Given that the length of the provided string is 10, the approach involves iterating through the string and comparing each character at position i with the corresponding character at position i in "codeforces."

t = int(input())
c = "codeforces"
for _ in range(t):
    s = input()
    res = 0
    for i in range(10):
        if s[i] != c[i]:
             res += 1
    print(res)	

Consider the first character in each pair.

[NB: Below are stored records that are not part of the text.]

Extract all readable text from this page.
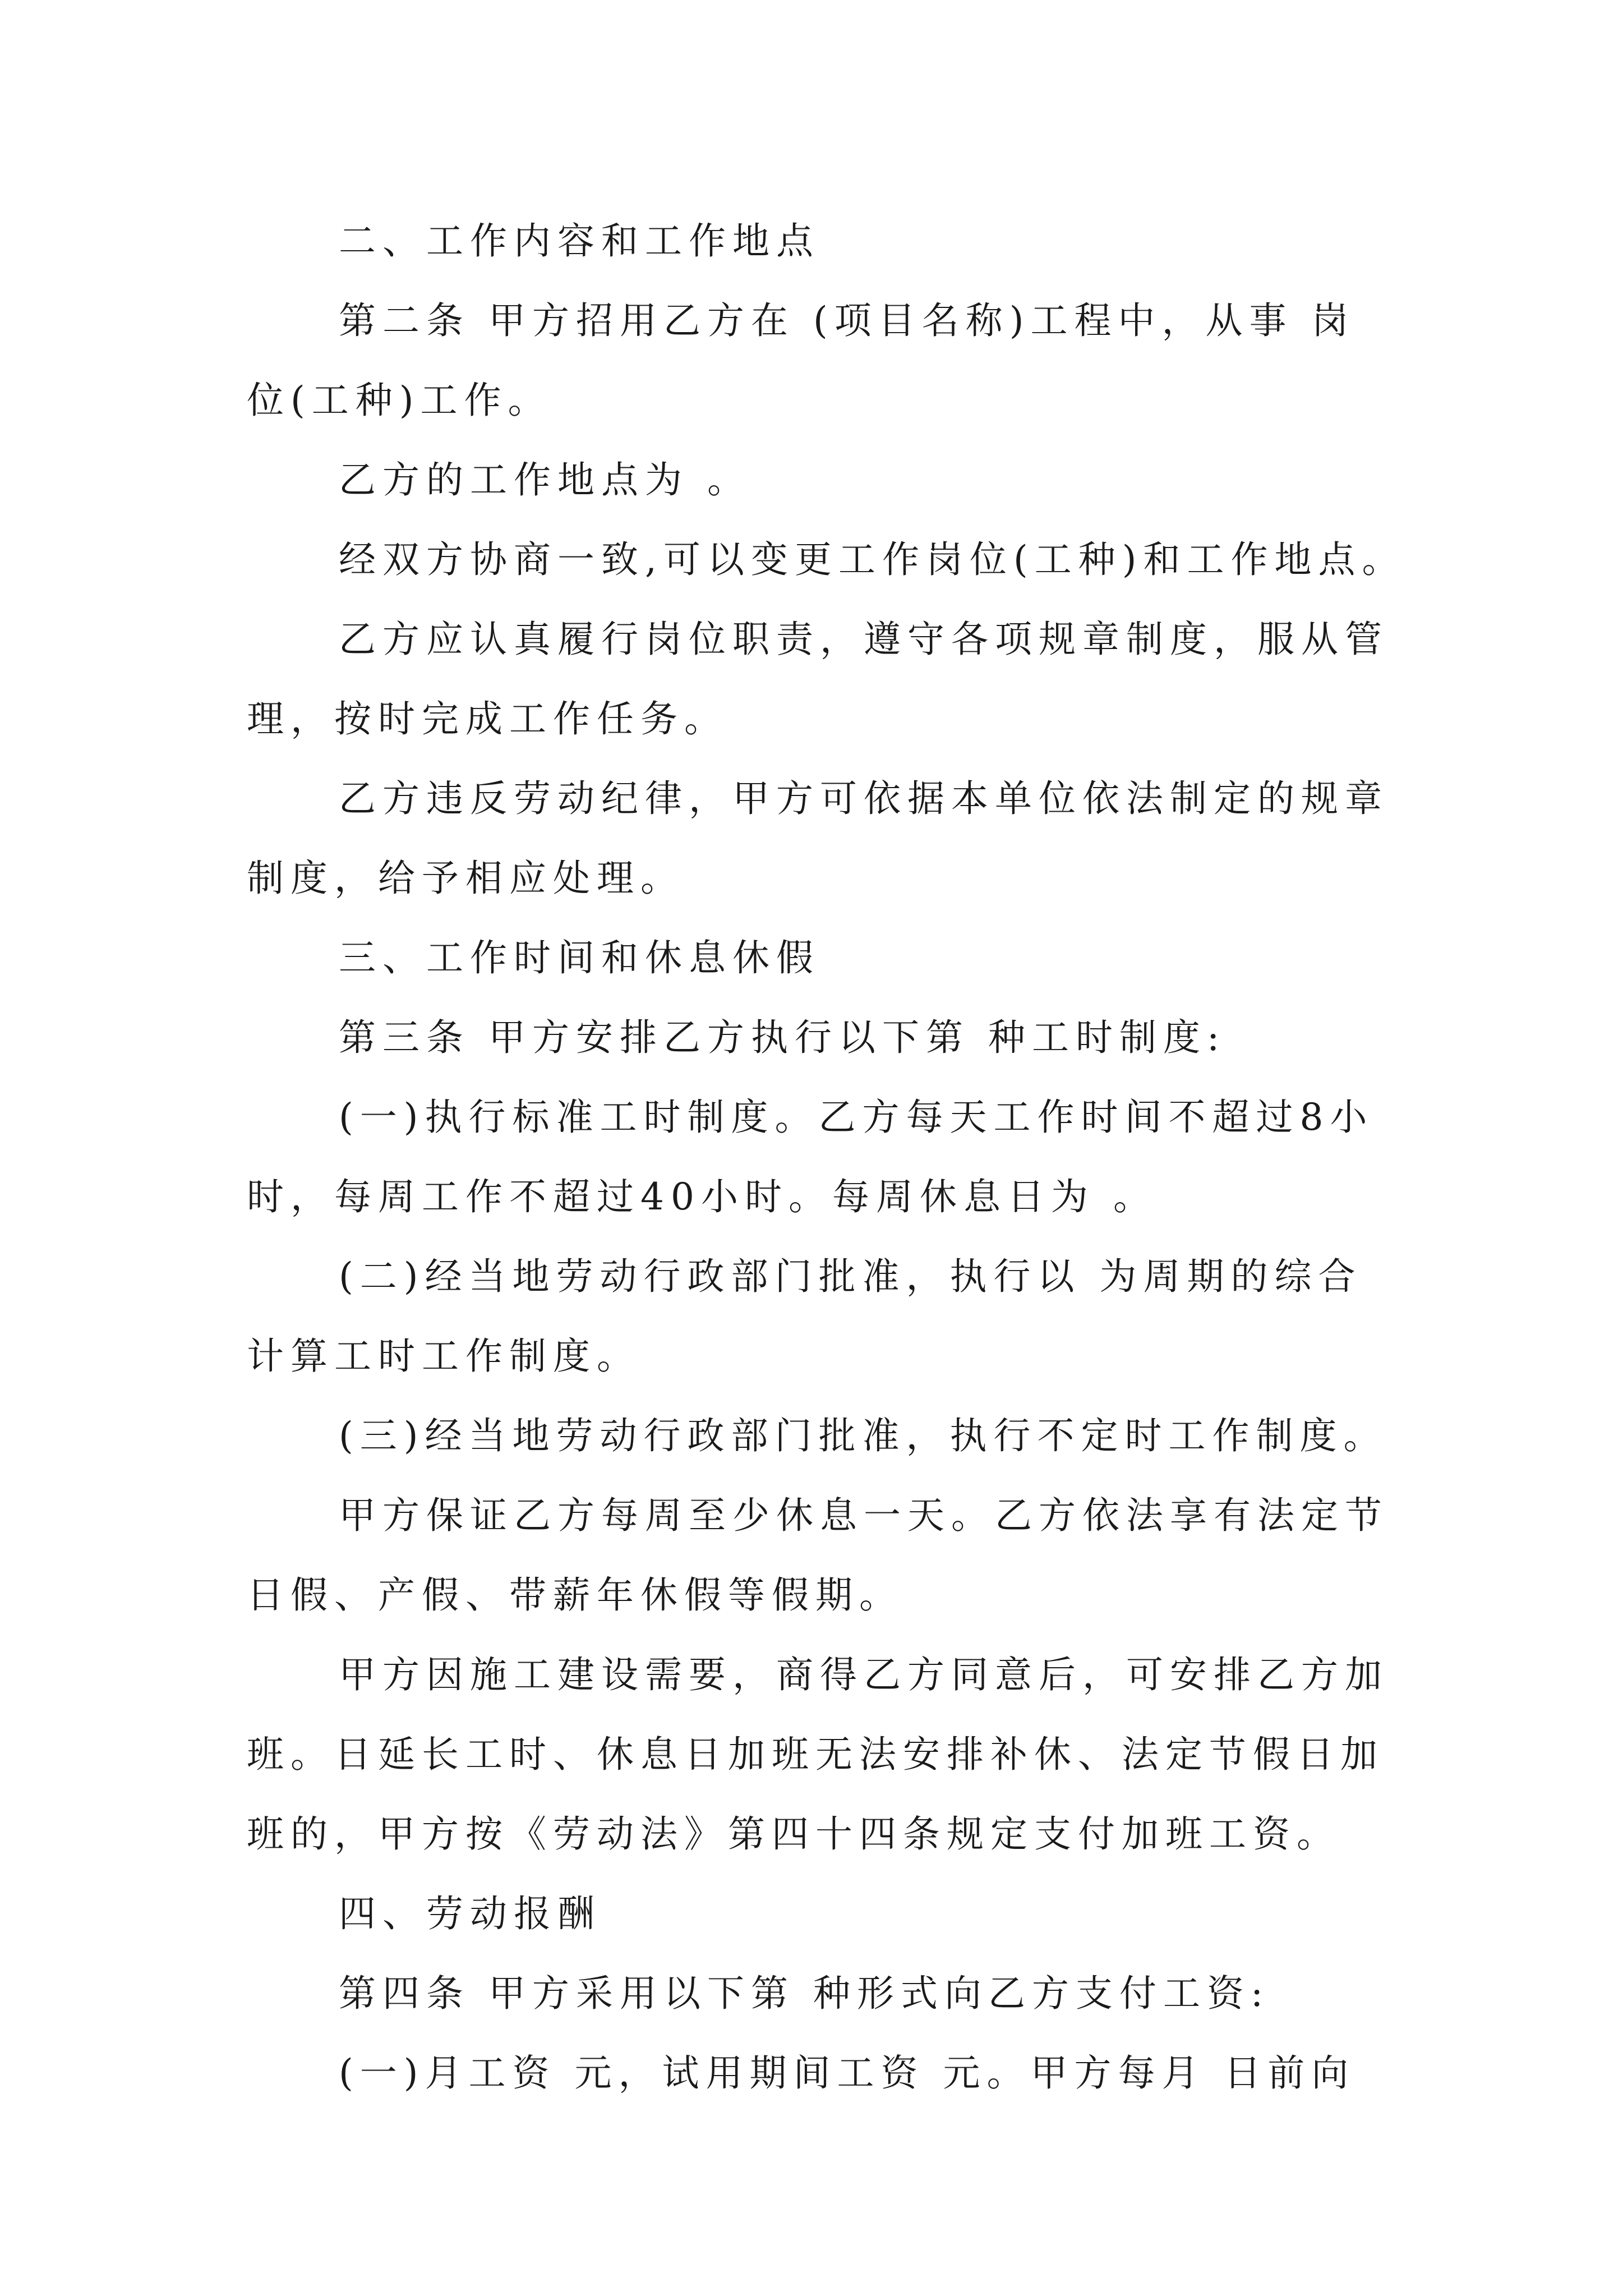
二、工作内容和工作地点
第二条 甲方招用乙方在 (项目名称)工程中，从事 岗
位(工种)工作。
乙方的工作地点为 。
经双方协商一致,可以变更工作岗位(工种)和工作地点。
乙方应认真履行岗位职责，遵守各项规章制度，服从管
理，按时完成工作任务。
乙方违反劳动纪律，甲方可依据本单位依法制定的规章
制度，给予相应处理。
三、工作时间和休息休假
第三条 甲方安排乙方执行以下第 种工时制度:
(一)执行标准工时制度。乙方每天工作时间不超过8小
时，每周工作不超过40小时。每周休息日为 。
(二)经当地劳动行政部门批准，执行以 为周期的综合
计算工时工作制度。
(三)经当地劳动行政部门批准，执行不定时工作制度。
甲方保证乙方每周至少休息一天。乙方依法享有法定节
日假、产假、带薪年休假等假期。
甲方因施工建设需要，商得乙方同意后，可安排乙方加
班。日延长工时、休息日加班无法安排补休、法定节假日加
班的，甲方按《劳动法》第四十四条规定支付加班工资。
四、劳动报酬
第四条 甲方采用以下第 种形式向乙方支付工资:
(一)月工资 元，试用期间工资 元。甲方每月 日前向
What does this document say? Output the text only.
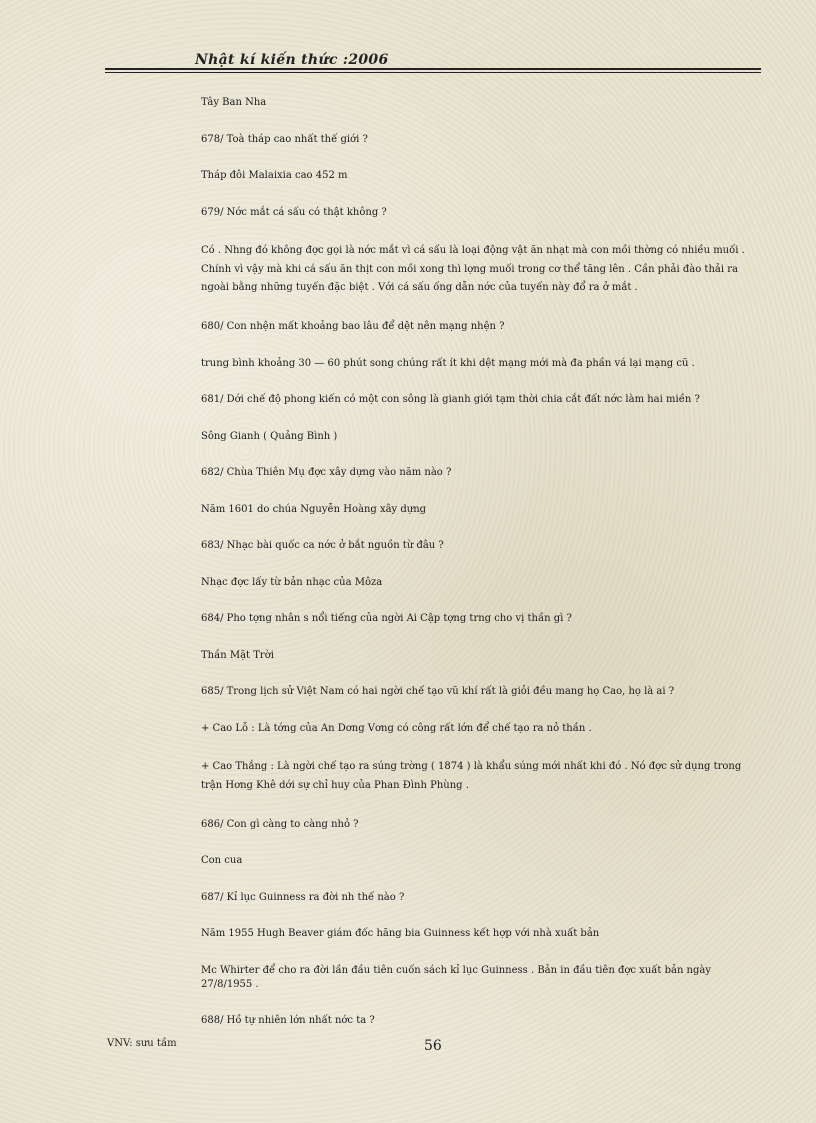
Nhật kí kiến thức :2006

Tây Ban Nha

678/ Toà tháp cao nhất thế giới ?

Tháp đôi Malaixia cao 452 m

679/ Nớc mắt cá sấu có thật không ?

Có . Nhng đó không đợc gọi là nớc mắt vì cá sấu là loại động vật ăn nhạt mà con mồi thờng có nhiều muối . Chính vì vậy mà khi cá sấu ăn thịt con mồi xong thì lợng muối trong cơ thể tăng lên . Cần phải đào thải ra ngoài bằng những tuyến đặc biệt . Với cá sấu ống dẫn nớc của tuyến này đổ ra ở mắt .

680/ Con nhện mất khoảng bao lâu để dệt nên mạng nhện ?

trung bình khoảng 30 — 60 phút song chúng rất ít khi dệt mạng mới mà đa phần vá lại mạng cũ .

681/ Dới chế độ phong kiến có một con sông là gianh giới tạm thời chia cắt đất nớc làm hai miền ?

Sông Gianh ( Quảng Bình )

682/ Chùa Thiên Mụ đợc xây dựng vào năm nào ?

Năm 1601 do chúa Nguyễn Hoàng xây dựng

683/ Nhạc bài quốc ca nớc ở bắt nguồn từ đâu ?

Nhạc đợc lấy từ bản nhạc của Môza

684/ Pho tợng nhân s nổi tiếng của ngời Ai Cập tợng trng cho vị thần gì ?

Thần Mặt Trời

685/ Trong lịch sử Việt Nam có hai ngời chế tạo vũ khí rất là giỏi đều mang họ Cao, họ là ai ?

+ Cao Lỗ : Là tớng của An Dơng Vơng có công rất lớn để chế tạo ra nỏ thần .

+ Cao Thắng : Là ngời chế tạo ra súng trờng ( 1874 ) là khẩu súng mới nhất khi đó . Nó đợc sử dụng trong trận Hơng Khê dới sự chỉ huy của Phan Đình Phùng .

686/ Con gì càng to càng nhỏ ?

Con cua

687/ Kỉ lục Guinness ra đời nh thế nào ?

Năm 1955 Hugh Beaver giám đốc hãng bia Guinness kết hợp với nhà xuất bản

Mc Whirter để cho ra đời lần đầu tiên cuốn sách kỉ lục Guinness . Bản in đầu tiên đợc xuất bản ngày 27/8/1955 .

688/ Hồ tự nhiên lớn nhất nớc ta ?

VNV: sưu tầm	56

Take every other character starting from the first one. Since the last character can not be a starting letter for a pair, add it to 'a' last.

t = int(input())
for _ in range(t):
    b = input()


    a = [] # Storing the characters in a list and appending gives a better time complexity compared to string concatenation
    for index in range(0, len(b), 2):
        a.append(b[index])
   
    a.append(b[-1])
    a = "".join(a)
    print(a)

Can you rewrite the formula?

The equation $$$a_j - a_i = j - i$$$ can be transformed into $$$a_j - j = a_i - i$$$, and let $$$b_i = a_i - i$$$. Then we need to count the number of pairs $$$(i, j)$$$ where $$$b_i = b_j$$$. We can use a dictionary(hash map) to count occurrences of each difference $$$(b_i)$$$.

T = int(input())
for _ in range(T):
    N = int(input())
    a = list(map(int,input().split()))
    difference_count = {}
    pair_count = 0  

    for i in range(N):
        difference = a[i] - i
        pair_count += difference_count.get(difference, 0)
        difference_count[difference] = difference_count.get(difference, 0) + 1
    print(pair_count)